Tuesday, September 25, 2018

Debating morality in a liberal age

If liberalism is to be reduced to any single position it is the belief that autonomy is the overriding good in life.

I was reminded of this when reading a Twitter debate about abortion. The anti-abortionists were arguing that a woman should not take the life of the fetus in her womb. The pro-abortionist rejected this on the basis that the woman's autonomy trumped everything else.

He took this position to its logical conclusion in tweets like the following:

Something becomes moral, in this point of view, not because of its intrinsic nature, but if it is consensual. If a fetus fails to gain consent from its mother to live in her womb, its position becomes morally untenable. That is where the logic of making autonomy the ultimate test of morality - the ultimate good - takes us.

Update: A participant in the debate added what I think is a good insight into the possible mindset of liberals like "idahogie". It's worth considering:


  1. Socially acceptable attitudes toward abortion are the ultimate test of a society. We've failed.

    Perhaps we should welcome Islam - seriously. Islamic attitudes toward abortion are one positive. Another positive is their attitude toward usury. There are probably many others - I'm sure they don't embrace transgender indoctrination of children. I'm largely ignorant of Islam, but I find many aspects of our liberal society disgusting, abortion being a being one. The more degenerate our liberal society becomes the more attractive Islam will become.

    However sympathetic I might be to Islam, I am not sympathetic to Muslims. Why? Because they are alien to me and my people. I want my people to adopt some cherry-picked Islamic beliefs, but I don't want to be invaded by Muslim foreigners whose other cultural practices undermine our cohesive society.

    - Does that make sense?
    - Is it possible to be an Islamophile but hate Muslims?

    1. The more degenerate our liberal society becomes the more attractive Islam will become.

      Especially given that Christianity is no longer a viable alternative to liberalism. In fact Christianity today to a large extent is worse than secular liberalism.

      For anyone looking for a belief system that has a realistic chance of defeating liberalism Islam now seems like the only option. Perhaps a Europeanised variant of Islam?

    2. I'd chalk those stances up to leadership, with its background in academia, and increasingly homosexual. The average Church of England member, hardly a far-right group, wants the invasion to stop.


      Islamic attitudes on abortion are rather utilitarian, their higher fertility rate can be chalked up to the patriarchal nature of Islam, especially when enforced by Sharia as the civil law.

  2. Why shouldn't "autonomy" extend to the fetus? I will buy the "control over a woman's body" argument just as soon as women can create life in the womb without men or sperm. No doubt transhumanists are salivating over this very possibility, or inevitability.
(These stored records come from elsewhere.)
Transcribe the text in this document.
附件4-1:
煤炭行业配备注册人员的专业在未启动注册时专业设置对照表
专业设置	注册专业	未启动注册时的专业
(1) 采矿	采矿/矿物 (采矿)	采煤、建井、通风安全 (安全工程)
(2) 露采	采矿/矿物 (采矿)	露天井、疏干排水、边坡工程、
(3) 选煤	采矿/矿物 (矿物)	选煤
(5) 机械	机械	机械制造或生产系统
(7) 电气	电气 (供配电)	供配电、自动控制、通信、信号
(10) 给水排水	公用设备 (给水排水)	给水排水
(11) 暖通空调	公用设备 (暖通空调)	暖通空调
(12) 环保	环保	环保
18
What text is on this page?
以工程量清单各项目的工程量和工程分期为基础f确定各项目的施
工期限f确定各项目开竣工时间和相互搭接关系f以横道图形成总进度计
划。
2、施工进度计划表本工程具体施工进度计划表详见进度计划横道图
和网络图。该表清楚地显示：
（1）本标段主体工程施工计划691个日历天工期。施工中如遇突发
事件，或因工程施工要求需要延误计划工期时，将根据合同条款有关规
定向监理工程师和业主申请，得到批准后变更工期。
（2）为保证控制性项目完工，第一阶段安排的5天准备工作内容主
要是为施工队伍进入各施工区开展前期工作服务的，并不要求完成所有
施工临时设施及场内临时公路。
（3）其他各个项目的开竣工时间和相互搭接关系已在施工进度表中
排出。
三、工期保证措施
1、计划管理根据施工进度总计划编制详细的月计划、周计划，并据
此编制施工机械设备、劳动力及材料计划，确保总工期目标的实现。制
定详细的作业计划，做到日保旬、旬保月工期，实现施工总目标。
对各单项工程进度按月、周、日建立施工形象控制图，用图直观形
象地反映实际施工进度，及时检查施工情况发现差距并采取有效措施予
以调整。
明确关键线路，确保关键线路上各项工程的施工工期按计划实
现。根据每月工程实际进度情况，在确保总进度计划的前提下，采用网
    1. Autonomy is a logical consequence of universal suffrage. Abortion is highly unlikely to ever be made illegal by the democratic process.

      Using liberal thought, men should have the right to abortion as well, but liberals cannot allow this for fear of social unrest. At best they explain it away by saying that women bear the consequence of pregnancy, which is always somehow less than 18 years of financial support. An "unprincipled exception" as Auster said. It could be possible to have the courts create "male abortion", and it also might be created by referendum in a country like Switzerland.

      The unspoken assumption of the current system is that men need to be kept in a state of fear, in order to counterbalance their physical and fiscal superiority. I'm not quite opposed to that, but I wish it would be made explicit.